Actions of progestins for the inhibition of cervical ripening and uterine contractions to prevent preterm birth

Keywords:

17-alpha-hydroxyprogesterone, cervical ripening, preterm birth, progesterone, uterine contractions

R.-J. Kuon1, R.E. Garfield2
1Department of Obstetrics and Gynecology, University of Heidelberg, 69115 Heidelberg, Germany.
2Department of Obstetrics and Gynecology, St. Joseph’s Hospital and Medical Center, Phoenix, Arizona 85013, USA.

Correspondence at: Robert.Garfield@DignityHealth.org

Abstract

The importance of progesterone (P4) for maintenance of pregnancy, its role in cervical ripening and uterine contractions is at least partly established and therefore, not surprisingly, the basis for the concept to use P4 as a treatment for preterm birth. Due to the complexity of the condition of preterm birth there are still questions concerning the optimal population that might benefit, timing of treatment, dosage, vehicle and route of administration. Recently vaginal P4 and intramuscular 17-alpha-hydroxyprogesterone caproate (17P) have been used to prevent preterm birth in patients with a high risk for early delivery.
The aim of this study was to assess cervical changes throughout pregnancy in rats and the timing of term and preterm delivery after various progestin treatments given by different routes and vehicles in hope of identifying better treatment regimens.

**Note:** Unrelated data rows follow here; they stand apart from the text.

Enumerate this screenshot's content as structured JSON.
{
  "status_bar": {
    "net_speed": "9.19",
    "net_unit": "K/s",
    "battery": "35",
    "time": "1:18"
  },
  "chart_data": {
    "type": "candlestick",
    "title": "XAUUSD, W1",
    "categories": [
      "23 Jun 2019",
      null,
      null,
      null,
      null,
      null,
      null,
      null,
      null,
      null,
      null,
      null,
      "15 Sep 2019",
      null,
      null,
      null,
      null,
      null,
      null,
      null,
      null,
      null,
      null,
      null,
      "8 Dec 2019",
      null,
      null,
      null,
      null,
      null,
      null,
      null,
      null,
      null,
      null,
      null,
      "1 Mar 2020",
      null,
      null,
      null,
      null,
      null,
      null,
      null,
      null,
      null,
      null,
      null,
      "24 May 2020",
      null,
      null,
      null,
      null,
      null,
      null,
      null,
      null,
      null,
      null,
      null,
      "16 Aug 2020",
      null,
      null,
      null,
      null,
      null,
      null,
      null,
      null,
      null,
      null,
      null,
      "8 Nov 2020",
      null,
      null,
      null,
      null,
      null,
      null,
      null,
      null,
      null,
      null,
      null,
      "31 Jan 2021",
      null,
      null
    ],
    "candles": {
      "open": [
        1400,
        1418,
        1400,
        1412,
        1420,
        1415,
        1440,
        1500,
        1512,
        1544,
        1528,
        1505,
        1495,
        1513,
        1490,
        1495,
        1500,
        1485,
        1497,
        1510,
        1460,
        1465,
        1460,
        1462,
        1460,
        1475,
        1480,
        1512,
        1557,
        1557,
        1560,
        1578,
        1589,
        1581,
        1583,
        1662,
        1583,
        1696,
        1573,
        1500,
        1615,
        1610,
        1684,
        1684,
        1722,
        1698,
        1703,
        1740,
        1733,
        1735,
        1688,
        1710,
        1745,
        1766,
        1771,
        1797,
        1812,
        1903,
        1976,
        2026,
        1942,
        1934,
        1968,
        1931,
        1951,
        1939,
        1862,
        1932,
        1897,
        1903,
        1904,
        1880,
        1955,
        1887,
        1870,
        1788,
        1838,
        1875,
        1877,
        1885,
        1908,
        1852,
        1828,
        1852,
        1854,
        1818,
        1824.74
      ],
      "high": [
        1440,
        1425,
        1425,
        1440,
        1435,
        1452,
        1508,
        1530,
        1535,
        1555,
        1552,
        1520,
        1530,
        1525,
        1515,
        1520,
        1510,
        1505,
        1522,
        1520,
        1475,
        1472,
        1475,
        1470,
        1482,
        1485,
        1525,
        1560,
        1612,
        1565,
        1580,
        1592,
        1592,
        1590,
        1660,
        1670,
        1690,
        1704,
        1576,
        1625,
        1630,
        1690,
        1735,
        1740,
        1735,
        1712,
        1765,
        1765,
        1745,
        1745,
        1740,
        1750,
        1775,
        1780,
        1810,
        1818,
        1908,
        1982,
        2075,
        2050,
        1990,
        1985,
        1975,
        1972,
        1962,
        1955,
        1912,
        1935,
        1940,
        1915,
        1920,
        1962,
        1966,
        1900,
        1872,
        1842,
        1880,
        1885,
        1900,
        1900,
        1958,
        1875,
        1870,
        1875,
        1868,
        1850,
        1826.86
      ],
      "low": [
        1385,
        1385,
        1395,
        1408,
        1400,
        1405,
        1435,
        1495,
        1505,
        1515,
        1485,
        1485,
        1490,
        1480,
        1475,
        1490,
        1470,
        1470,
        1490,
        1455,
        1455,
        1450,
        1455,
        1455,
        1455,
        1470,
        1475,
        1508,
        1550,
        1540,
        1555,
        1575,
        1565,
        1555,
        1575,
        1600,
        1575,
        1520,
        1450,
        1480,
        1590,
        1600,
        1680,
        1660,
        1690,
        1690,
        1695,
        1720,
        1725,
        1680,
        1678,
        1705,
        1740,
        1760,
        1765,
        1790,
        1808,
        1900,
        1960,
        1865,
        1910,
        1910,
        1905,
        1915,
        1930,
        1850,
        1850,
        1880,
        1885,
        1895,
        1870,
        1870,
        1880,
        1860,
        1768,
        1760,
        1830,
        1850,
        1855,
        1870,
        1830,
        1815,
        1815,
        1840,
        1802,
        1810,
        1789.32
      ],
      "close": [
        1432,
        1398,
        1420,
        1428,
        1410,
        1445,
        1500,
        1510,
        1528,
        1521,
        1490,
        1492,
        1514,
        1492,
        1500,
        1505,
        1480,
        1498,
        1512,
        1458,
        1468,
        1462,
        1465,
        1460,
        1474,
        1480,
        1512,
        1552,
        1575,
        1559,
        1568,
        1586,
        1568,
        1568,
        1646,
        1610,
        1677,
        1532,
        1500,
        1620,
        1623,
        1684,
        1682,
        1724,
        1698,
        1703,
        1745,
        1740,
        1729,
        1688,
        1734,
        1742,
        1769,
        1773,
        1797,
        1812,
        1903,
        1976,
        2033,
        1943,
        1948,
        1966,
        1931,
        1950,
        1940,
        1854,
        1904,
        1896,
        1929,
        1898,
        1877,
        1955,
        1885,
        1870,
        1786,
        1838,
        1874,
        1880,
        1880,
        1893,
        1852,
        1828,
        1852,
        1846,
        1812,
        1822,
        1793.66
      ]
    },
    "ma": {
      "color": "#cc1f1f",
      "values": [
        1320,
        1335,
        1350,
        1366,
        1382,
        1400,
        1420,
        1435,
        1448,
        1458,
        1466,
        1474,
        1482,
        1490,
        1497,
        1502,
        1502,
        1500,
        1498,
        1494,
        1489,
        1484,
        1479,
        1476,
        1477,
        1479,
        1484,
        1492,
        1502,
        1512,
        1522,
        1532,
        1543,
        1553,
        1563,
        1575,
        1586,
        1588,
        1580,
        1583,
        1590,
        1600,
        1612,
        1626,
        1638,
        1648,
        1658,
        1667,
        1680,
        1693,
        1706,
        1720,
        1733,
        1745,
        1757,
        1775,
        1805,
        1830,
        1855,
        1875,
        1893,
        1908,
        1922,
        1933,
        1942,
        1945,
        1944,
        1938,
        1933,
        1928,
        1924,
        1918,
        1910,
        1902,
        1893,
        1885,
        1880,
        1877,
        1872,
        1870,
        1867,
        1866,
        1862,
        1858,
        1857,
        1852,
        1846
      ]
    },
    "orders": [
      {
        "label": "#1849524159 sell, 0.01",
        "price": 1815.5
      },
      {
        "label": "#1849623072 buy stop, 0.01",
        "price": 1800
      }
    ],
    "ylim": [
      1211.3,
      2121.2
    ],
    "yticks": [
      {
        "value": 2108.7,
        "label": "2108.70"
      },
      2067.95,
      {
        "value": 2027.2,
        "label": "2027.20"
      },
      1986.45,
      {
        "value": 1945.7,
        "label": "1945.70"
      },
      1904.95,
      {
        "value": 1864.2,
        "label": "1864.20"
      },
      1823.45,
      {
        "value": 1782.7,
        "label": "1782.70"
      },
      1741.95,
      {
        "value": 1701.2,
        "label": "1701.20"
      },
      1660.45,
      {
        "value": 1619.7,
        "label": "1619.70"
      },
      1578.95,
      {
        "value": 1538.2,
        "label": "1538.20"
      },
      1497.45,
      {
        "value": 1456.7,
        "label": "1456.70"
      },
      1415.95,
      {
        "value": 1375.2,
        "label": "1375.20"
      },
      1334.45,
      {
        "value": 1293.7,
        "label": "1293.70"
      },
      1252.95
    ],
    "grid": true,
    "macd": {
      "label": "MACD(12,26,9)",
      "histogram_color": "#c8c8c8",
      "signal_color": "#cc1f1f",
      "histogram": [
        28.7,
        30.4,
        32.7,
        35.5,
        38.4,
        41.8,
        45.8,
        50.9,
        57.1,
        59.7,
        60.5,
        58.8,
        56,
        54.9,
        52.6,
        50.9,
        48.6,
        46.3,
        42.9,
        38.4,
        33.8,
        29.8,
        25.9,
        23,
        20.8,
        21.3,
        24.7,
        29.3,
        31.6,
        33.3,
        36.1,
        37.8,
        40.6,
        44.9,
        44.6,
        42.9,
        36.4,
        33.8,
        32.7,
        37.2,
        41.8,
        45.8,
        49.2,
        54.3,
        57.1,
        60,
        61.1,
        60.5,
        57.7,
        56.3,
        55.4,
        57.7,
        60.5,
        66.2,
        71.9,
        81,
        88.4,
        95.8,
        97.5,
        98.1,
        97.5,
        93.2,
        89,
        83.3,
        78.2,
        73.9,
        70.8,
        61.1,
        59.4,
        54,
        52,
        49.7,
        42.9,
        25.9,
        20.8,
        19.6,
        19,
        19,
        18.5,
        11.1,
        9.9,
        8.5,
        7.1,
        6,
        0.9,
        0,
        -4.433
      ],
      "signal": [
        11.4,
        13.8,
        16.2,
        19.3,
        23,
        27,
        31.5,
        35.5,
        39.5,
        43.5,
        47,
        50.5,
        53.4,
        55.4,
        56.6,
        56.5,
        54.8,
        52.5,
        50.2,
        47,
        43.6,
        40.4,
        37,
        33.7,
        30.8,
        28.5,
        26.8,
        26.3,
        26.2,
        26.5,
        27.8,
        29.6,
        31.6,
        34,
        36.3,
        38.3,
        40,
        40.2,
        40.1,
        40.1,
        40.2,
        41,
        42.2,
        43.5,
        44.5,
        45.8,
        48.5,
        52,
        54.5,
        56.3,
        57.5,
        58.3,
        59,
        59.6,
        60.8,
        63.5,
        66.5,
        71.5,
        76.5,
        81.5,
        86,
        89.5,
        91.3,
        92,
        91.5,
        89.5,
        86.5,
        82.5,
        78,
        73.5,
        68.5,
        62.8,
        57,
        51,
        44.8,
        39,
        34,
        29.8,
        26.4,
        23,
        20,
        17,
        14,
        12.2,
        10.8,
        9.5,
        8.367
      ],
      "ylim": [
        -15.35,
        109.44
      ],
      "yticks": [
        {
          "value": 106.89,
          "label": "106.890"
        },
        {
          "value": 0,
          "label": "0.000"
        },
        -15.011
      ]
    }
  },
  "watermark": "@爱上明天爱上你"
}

This paper presents results that suggest that there are better routes of treatment than the vaginal route (e.g. topical), that the vehicle used in many of the clinical studies (Replens®) is not appropriate due to a low release of the steroid and consequently low uptake of P4, and that inhibition of birth is primarily due to inhibition of uterine contractility that can be achieved by supplementation of P4 but not with 17P.